For the private sector, the ever ballooning wage
bill will rise even further. Two factors point to this: fewer top cadre
workers are available — many having opted to remain or return to
public service. Many more are now venturing into entrepreneurship (one
in every five express the wish to have a private business).
The demand-supply curve is shifting towards
smaller private facilities as they have “friendlier terms”. The usual
raising of user fees will not work any more as even insurance premiums
will reach a ceiling beyond which further raises will lead to loss of
clients.
What models then? Most of the facilities have
training institutions that also act as a pool of workers from which they
can hire. This is usually nursing and other junior cadre courses, but
currently only one or two major hospitals have started their own medical
schools. For private facilities, this avenue is one of the few
salvation routes. Demand for the courses is high while supply is short.
As a premium course the value of returns is also
high. The only challenge may be capital for setting up ventures, but
even this should not be challenging.
Given an opportunity, many Kenyans would invest in
medical training facilities, especially schools. Such health facilities
can also directly invest in existing privately owned institutions to
increase brand visibility or make them more professional.

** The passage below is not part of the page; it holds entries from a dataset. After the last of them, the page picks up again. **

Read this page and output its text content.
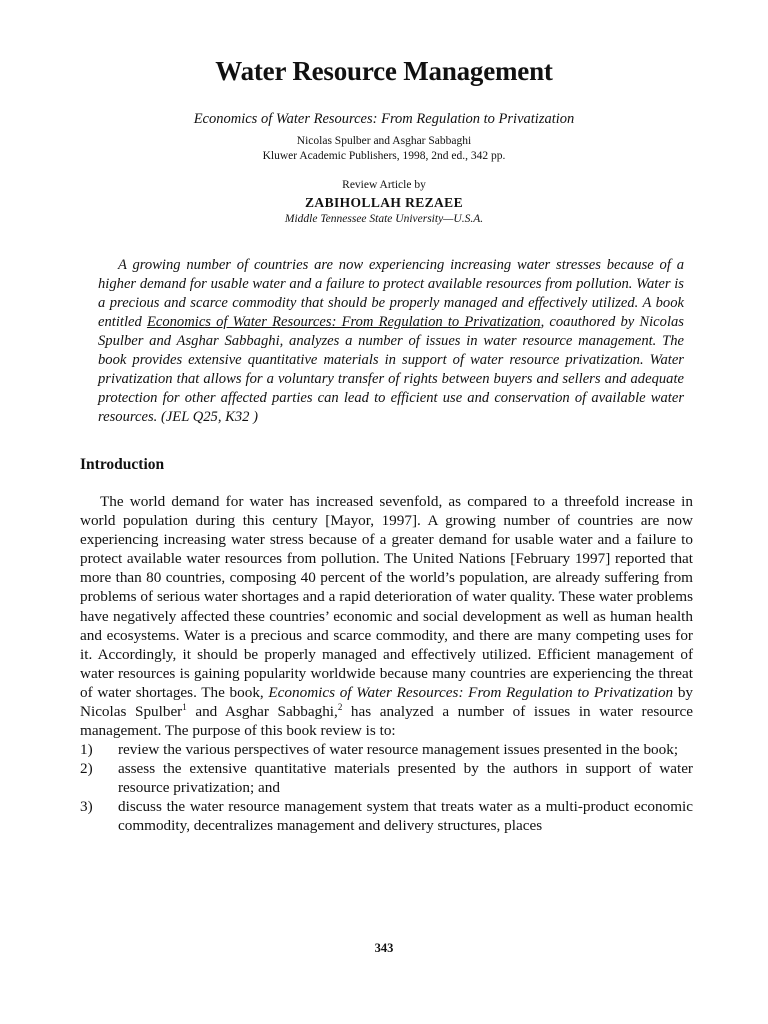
Water Resource Management
Economics of Water Resources: From Regulation to Privatization
Nicolas Spulber and Asghar Sabbaghi
Kluwer Academic Publishers, 1998, 2nd ed., 342 pp.
Review Article by
ZABIHOLLAH REZAEE
Middle Tennessee State University—U.S.A.
A growing number of countries are now experiencing increasing water stresses because of a higher demand for usable water and a failure to protect available resources from pollution. Water is a precious and scarce commodity that should be properly managed and effectively utilized. A book entitled Economics of Water Resources: From Regulation to Privatization, coauthored by Nicolas Spulber and Asghar Sabbaghi, analyzes a number of issues in water resource management. The book provides extensive quantitative materials in support of water resource privatization. Water privatization that allows for a voluntary transfer of rights between buyers and sellers and adequate protection for other affected parties can lead to efficient use and conservation of available water resources. (JEL Q25, K32 )
Introduction
The world demand for water has increased sevenfold, as compared to a threefold increase in world population during this century [Mayor, 1997]. A growing number of countries are now experiencing increasing water stress because of a greater demand for usable water and a failure to protect available water resources from pollution. The United Nations [February 1997] reported that more than 80 countries, composing 40 percent of the world’s population, are already suffering from problems of serious water shortages and a rapid deterioration of water quality. These water problems have negatively affected these countries’ economic and social development as well as human health and ecosystems. Water is a precious and scarce commodity, and there are many competing uses for it. Accordingly, it should be properly managed and effectively utilized. Efficient management of water resources is gaining popularity worldwide because many countries are experiencing the threat of water shortages. The book, Economics of Water Resources: From Regulation to Privatization by Nicolas Spulber$^1$ and Asghar Sabbaghi,$^2$ has analyzed a number of issues in water resource management. The purpose of this book review is to:
1) review the various perspectives of water resource management issues presented in the book;
2) assess the extensive quantitative materials presented by the authors in support of water resource privatization; and
3) discuss the water resource management system that treats water as a multi-product economic commodity, decentralizes management and delivery structures, places
343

This should not be the only route to be pursued.
They should also think of setting up medical research units,
collaborating with other stakeholders in auxiliary medical services
provision to increase their revenues. This will relieve the strain on
their wage bills.
It is noteworthy that some are “selling” extra
capacity of the services they offer like medical waste disposal.
Emergency vehicle lease to external players is another example of
revenue generation. Adoption of new survival techniques is a must.